ZitatAlles anzeigenAndré Kudelski, CEO und VR-Präsident des Lausanner Tech-Unternehmens, über Aussichten, Hackerangriffe und den US-Kabelmarkt
Durch den Wandel in der TV-Branche entstünden seinem Unternehmen zahlreiche neue Möglichkeiten, schwärmt André Kudelski. Die Digitalisierung der TV-Landschaft ist in vollem Gang und wird die Fernsehgewohnheiten verändern. Davon profitiert Kudelski, der die TV-Industrie mit Smart Cards beliefert, die sicherstellen, dass nur die Zuschauer das Programm empfangen können, die dafür bezahlt haben. Der Bereich Digital TV ist das Stammgeschäft des Tech-Unternehmens mit Wachstumsraten von über 20%. Weniger dynamisch ist die kleinere Sparte, Public Access (Zutrittssysteme für Parkhäuser und Flughäfen). Wachstum und Margen sind auch nach dem Turnaround deutlich tiefer.

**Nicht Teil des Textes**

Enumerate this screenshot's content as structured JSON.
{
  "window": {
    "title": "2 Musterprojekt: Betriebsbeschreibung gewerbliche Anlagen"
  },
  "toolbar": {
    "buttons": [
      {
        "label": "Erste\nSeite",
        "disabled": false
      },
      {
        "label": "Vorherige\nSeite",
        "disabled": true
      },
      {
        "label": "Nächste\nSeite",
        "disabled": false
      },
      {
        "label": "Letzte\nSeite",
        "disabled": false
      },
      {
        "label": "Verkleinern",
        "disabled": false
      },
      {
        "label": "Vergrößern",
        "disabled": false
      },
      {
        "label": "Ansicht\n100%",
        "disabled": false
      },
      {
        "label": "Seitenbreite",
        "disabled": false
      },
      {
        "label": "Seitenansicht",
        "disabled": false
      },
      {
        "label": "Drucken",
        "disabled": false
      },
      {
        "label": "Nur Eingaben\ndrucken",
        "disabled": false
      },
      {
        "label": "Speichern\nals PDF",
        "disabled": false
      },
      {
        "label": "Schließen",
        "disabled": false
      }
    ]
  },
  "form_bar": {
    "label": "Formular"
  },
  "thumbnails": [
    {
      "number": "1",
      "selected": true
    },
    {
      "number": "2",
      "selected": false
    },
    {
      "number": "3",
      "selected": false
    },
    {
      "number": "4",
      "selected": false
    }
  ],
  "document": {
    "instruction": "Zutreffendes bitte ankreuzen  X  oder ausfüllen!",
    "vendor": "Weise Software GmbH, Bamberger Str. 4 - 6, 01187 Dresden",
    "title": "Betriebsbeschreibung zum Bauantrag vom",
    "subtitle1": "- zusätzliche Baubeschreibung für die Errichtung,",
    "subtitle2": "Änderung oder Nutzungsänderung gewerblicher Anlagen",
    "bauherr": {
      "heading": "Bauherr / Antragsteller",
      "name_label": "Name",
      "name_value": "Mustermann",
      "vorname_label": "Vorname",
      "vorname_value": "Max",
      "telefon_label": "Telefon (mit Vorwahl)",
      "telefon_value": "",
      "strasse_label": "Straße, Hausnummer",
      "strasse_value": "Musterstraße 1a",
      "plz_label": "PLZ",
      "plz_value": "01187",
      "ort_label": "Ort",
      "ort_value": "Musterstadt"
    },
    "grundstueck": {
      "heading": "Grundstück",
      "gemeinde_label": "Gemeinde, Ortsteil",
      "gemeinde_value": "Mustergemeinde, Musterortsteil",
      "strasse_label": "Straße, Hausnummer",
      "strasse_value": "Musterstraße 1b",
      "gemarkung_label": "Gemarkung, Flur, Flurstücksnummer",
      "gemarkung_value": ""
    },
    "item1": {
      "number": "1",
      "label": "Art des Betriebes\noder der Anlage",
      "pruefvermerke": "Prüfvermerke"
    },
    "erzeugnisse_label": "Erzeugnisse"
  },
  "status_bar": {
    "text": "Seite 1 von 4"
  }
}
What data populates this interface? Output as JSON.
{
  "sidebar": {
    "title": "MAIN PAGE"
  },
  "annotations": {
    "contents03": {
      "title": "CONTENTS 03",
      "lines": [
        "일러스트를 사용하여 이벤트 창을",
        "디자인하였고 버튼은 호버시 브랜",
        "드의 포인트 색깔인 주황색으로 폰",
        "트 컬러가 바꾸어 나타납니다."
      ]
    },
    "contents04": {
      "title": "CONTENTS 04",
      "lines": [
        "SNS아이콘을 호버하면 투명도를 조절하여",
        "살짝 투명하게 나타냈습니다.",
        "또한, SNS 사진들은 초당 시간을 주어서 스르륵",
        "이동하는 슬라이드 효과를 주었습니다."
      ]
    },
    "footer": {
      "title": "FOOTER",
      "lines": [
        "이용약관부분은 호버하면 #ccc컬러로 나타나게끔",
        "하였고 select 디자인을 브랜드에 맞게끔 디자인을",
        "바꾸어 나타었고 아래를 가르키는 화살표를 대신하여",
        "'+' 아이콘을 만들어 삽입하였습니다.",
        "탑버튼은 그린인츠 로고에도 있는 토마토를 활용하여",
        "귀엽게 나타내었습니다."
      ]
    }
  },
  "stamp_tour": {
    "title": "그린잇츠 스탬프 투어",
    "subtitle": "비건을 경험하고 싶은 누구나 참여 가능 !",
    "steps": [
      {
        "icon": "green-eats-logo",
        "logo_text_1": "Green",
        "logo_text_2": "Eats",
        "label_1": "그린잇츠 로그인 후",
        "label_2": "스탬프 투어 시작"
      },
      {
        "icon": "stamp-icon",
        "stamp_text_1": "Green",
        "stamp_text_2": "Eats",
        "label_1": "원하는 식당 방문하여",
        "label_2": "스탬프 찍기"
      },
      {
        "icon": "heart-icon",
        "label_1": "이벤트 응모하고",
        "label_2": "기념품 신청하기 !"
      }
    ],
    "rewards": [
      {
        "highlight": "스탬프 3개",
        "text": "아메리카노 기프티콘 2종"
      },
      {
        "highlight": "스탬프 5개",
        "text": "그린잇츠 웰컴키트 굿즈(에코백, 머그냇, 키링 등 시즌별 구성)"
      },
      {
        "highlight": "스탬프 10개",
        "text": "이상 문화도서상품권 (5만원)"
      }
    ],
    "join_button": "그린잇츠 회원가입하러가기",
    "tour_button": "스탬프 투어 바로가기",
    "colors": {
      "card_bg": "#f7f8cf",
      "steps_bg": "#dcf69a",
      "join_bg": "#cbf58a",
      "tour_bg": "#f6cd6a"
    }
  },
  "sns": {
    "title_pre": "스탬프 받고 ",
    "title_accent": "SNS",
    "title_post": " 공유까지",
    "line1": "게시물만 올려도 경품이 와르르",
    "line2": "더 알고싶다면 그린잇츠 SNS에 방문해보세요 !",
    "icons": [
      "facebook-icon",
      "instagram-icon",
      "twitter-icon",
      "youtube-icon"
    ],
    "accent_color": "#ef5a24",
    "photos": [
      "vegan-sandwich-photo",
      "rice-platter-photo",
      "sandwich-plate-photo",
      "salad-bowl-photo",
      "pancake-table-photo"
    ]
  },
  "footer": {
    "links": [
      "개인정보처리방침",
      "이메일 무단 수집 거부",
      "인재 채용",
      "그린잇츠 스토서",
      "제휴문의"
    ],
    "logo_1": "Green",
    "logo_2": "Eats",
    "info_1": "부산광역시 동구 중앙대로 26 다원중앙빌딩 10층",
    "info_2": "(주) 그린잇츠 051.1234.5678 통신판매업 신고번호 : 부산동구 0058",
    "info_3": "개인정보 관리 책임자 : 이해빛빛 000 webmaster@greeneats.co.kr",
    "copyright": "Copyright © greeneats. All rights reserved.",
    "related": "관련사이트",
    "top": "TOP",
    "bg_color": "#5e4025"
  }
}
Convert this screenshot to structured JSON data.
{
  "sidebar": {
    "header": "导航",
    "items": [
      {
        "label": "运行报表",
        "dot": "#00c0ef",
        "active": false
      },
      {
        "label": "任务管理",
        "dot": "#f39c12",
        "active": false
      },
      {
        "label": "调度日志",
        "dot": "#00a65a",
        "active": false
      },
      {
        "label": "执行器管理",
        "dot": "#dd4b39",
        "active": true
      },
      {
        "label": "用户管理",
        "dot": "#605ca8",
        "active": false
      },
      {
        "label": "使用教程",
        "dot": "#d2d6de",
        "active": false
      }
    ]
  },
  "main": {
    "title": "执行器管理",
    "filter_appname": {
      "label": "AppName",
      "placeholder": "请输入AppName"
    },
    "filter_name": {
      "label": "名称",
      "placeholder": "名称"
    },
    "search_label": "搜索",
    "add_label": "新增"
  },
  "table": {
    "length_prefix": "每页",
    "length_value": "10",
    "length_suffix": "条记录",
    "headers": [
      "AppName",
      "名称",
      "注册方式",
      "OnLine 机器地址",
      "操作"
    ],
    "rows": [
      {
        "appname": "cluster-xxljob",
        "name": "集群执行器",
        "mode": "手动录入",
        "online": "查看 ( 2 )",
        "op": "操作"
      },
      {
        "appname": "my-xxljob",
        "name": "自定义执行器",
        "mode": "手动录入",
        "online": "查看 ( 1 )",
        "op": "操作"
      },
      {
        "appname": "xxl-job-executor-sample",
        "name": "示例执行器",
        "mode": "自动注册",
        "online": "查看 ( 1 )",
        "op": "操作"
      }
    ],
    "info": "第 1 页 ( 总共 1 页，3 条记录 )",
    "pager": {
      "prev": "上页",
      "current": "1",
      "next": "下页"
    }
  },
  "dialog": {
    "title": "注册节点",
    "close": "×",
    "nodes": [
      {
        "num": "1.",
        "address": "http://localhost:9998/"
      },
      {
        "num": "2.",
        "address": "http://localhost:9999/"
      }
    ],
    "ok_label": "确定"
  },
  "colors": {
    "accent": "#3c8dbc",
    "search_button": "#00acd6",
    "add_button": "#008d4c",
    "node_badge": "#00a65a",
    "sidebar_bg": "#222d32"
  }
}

—— Herr Kudelski, die TV-Branche ist in bester Verfassung. Bestätigt der Geschäftsgang des laufenden Jahres diesen Eindruck?
Ja, es zeichnet sich bereits deutlich ab, dass 2007 ein Wachstumsjahr wird. Wir haben Projekte aufgegleist, die grosses Potenzial haben. Die Möglichkeiten, die sich uns auftun, sind so zahlreich, dass wir aufpassen müssen, uns nicht zu verzetteln.
—— Sind die zu Jahresbeginn publizierten Prognosen demnach zu vorsichtig?
Wir halten an den Ende Februar publizierten Finanzzielen fest: Wir rechnen mit 930 bis 950 Mio. Fr. Umsatz und einem Betriebsgewinn von 110 bis 125 Mio. Fr.
—— Ihre Kunden geraten immer wieder in die Schlagzeilen, das Verschlüsselungssystem sei geknackt. Jüngste Beispiele sind Premiere in Deutschland und Cablecom in der Schweiz. Ist Ihre Technologie nicht mehr sicher?
Kein System unserer Branche bietet 100%ige Sicherheit für immer. Die Frage ist vielmehr, wie oft die Technologie ersetzt werden muss. Punkto Lebensdauer unserer Smart Cards sind wir führend. Der Kampf gegen die Piraterie ist unser Alltag. Ohne diese Hackerangriffe bräuchte es keine ausgeklügelte Verschlüsselungstechnologie wie die unsere. Allerdings ist der Sicherheitsstandard immer eine Preisfrage, die wir mit dem Kunden abmachen. Es ist allein seine Entscheidung, wann er wie grossen Schutz wünscht. Das trifft auf die von Ihnen erwähnten Beispiele ebenso zu.
—— Premiere kann es doch nicht egal sein, dass Tausende zuschauen, die nicht zahlen. Dem Anbieter entgehen Einnahmen.
Ich kann nicht an Premieres Stelle sprechen. Grundsätzlich bekämpfen wir die Hackerangriffe auf zwei Ebenen: Mit Software-Updates können wir den Zugang der piratierten Karten stören oder für längere Zeit unterbrechen. Ausserdem gehen wir rechtlich gegen die Piraten vor, um ihnen das Handwerk zu legen und ihnen so die Finanzmittel zu entziehen.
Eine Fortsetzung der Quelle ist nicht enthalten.